Under these circumstances, we cannot find that retention of the
traditional definition of marriage constitutes a compelling state interest.
Accordingly, we conclude that to the extent the current California statutory
provisions limit marriage to opposite-sex couples, these statutes are
Accordingly, in light of the conclusions we reach concerning the constitutional questions brought to us for resolution, we determine that the
language of section 300 limiting the designation of marriage to a union “between a man and a woman” is unconstitutional and must be stricken from the statute, and that the remaining statutory language must be understood as making the designation of marriage available both to opposite-sex and same-sex couples. In addition, because the limitation of marriage to opposite-sex couples imposed by section 308.5 can have no constitutionally permissible effect in light of the constitutional conclusions set forth in this opinion, that provision cannot stand.
Kudos to the California Supreme Court. Makes me glad to be living in a state with sane judges (and mostly sane politicians).
Can’t wait to hear the “Oh noes they’re destroying our families, or so we claim with absolutely no evidence to back up the crap we spew” responses that are sure to follow.
Allowing gay and lesbian couples to marry “will not deprive opposite-sex couples of any rights and will not alter the legal framework of the institution of marriage,” (Chief Justice Ronald George) said.
In addition, he said, the current state law discriminates against same-sex couples on the basis of their sexual orientation – discrimination that the court, for the first time, put in the same legal category as racial or gender bias.

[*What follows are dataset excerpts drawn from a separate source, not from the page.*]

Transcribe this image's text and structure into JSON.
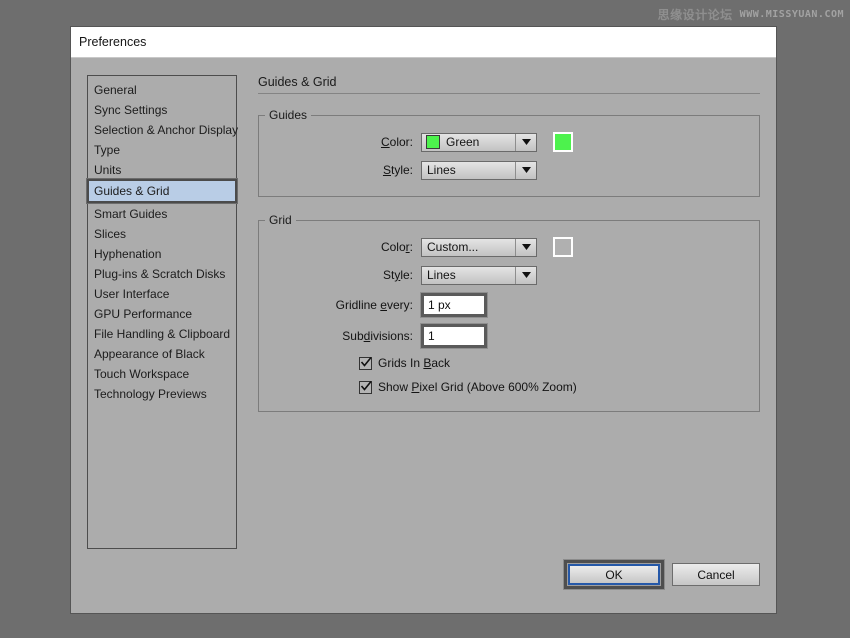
{
  "watermark": {
    "cn": "思缘设计论坛",
    "url": "WWW.MISSYUAN.COM"
  },
  "dialog": {
    "title": "Preferences"
  },
  "sidebar": {
    "items": [
      {
        "label": "General",
        "selected": false
      },
      {
        "label": "Sync Settings",
        "selected": false
      },
      {
        "label": "Selection & Anchor Display",
        "selected": false
      },
      {
        "label": "Type",
        "selected": false
      },
      {
        "label": "Units",
        "selected": false
      },
      {
        "label": "Guides & Grid",
        "selected": true
      },
      {
        "label": "Smart Guides",
        "selected": false
      },
      {
        "label": "Slices",
        "selected": false
      },
      {
        "label": "Hyphenation",
        "selected": false
      },
      {
        "label": "Plug-ins & Scratch Disks",
        "selected": false
      },
      {
        "label": "User Interface",
        "selected": false
      },
      {
        "label": "GPU Performance",
        "selected": false
      },
      {
        "label": "File Handling & Clipboard",
        "selected": false
      },
      {
        "label": "Appearance of Black",
        "selected": false
      },
      {
        "label": "Touch Workspace",
        "selected": false
      },
      {
        "label": "Technology Previews",
        "selected": false
      }
    ]
  },
  "pane": {
    "header": "Guides & Grid",
    "guides": {
      "legend": "Guides",
      "color_label_pre": "",
      "color_label_accel": "C",
      "color_label_post": "olor:",
      "color_value": "Green",
      "color_hex": "#4df24d",
      "swatch_hex": "#4df24d",
      "style_label_accel": "S",
      "style_label_post": "tyle:",
      "style_value": "Lines"
    },
    "grid": {
      "legend": "Grid",
      "color_label_pre": "Colo",
      "color_label_accel": "r",
      "color_label_post": ":",
      "color_value": "Custom...",
      "swatch_hex": "#b0b0b0",
      "style_label_pre": "St",
      "style_label_accel": "y",
      "style_label_post": "le:",
      "style_value": "Lines",
      "gridline_label_pre": "Gridline ",
      "gridline_label_accel": "e",
      "gridline_label_post": "very:",
      "gridline_value": "1 px",
      "subdiv_label_pre": "Sub",
      "subdiv_label_accel": "d",
      "subdiv_label_post": "ivisions:",
      "subdiv_value": "1",
      "grids_in_back": {
        "label_pre": "Grids In ",
        "label_accel": "B",
        "label_post": "ack",
        "checked": true
      },
      "show_pixel_grid": {
        "label_pre": "Show ",
        "label_accel": "P",
        "label_post": "ixel Grid (Above 600% Zoom)",
        "checked": true
      }
    }
  },
  "footer": {
    "ok_label": "OK",
    "cancel_label": "Cancel"
  },
  "colors": {
    "desktop_bg": "#6e6e6e",
    "dialog_bg": "#acacac",
    "titlebar_bg": "#ffffff",
    "selection_bg": "#b9cde6",
    "focus_blue": "#2558a8"
  }
}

He also noted that state laws and traditions banned interracial marriage until the California Supreme Court, in 1948, became the first court in the nation to overturn such a law. “Even the most familiar and generally accepted of social policies and traditions often mask an unfairness and inequality that frequently is not recognized or appreciated by those not directly harmed,” the chief justice wrote. “
Here’s hoping that either the case isn’t appealed or, failling that, that the US Supreme court refuses it. That court is filled with too many Bushlings right now, and the wrong ruling would set the US back decades as far as equality goes.

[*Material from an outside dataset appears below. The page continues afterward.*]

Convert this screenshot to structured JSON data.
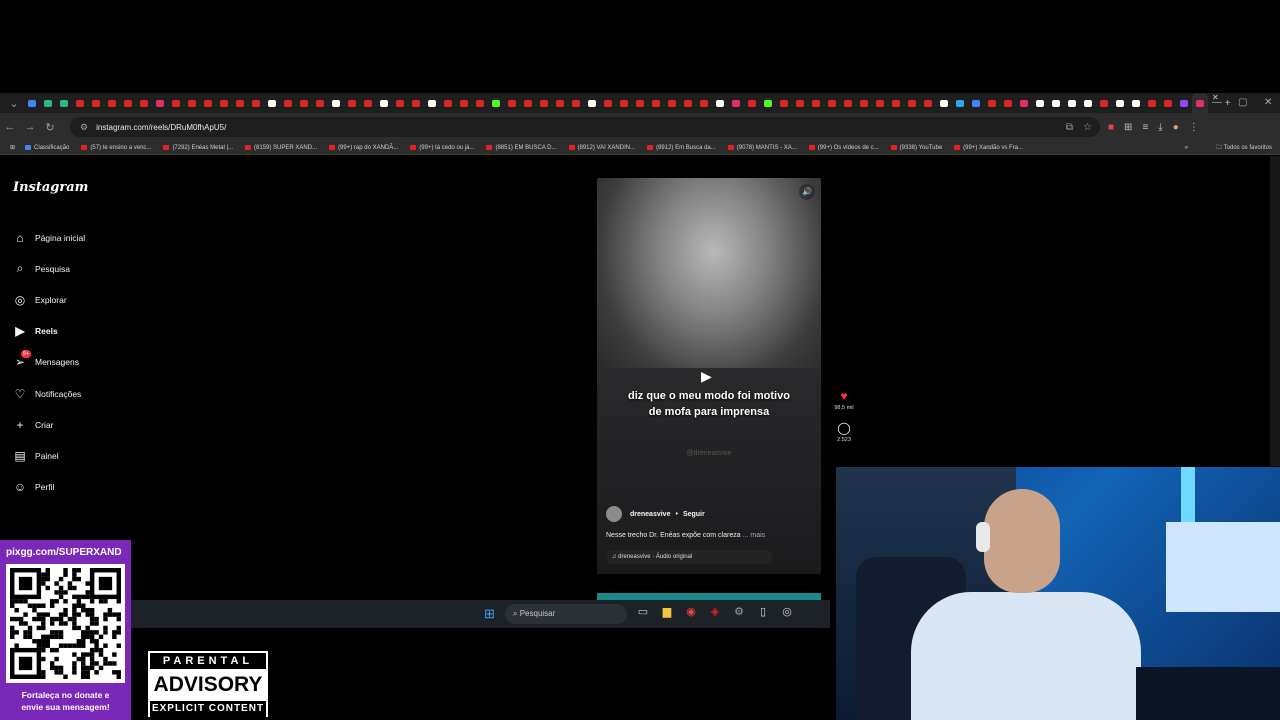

Edit: Never mind: The parties cannot appeal to the U.S. Supreme Court, Herrera said, as no federal constitutional questions are at issue.
Edit 2: I’ve now had time to read over the “dissenting” opinions (which are actually “concurring and dissenting” opinions) and I can see many of their points. It seems that the dissenters basically reason that, “Since California already has domestic partnership laws that confer the same rights as marriage, at least at the state level, and voters have passed a law that reserves the term ‘marriage’ for a man and a woman, it is not the court’s place to redefine that term, in particular because there are already ‘separate but equal’ institutions in place.”
I actually mostly agree with that statement. However, I still think this is the right ruling, in no small part because people would have twisted a negative ruling to their own benefit, ignoring the very logic that would have led to that decision in the first place (such as using the ruling to argue against any rights for same-sex couples when that was clearly not the court’s intention). In particular, a negative ruling would have set a dangerous precedent for other states that currently do not give any rights to same-sex couples.
I wish the stupid fundies who’ll raise hell about this would give logical, thought-out arguments similar to these dissenting opinions instead of spewing garbage.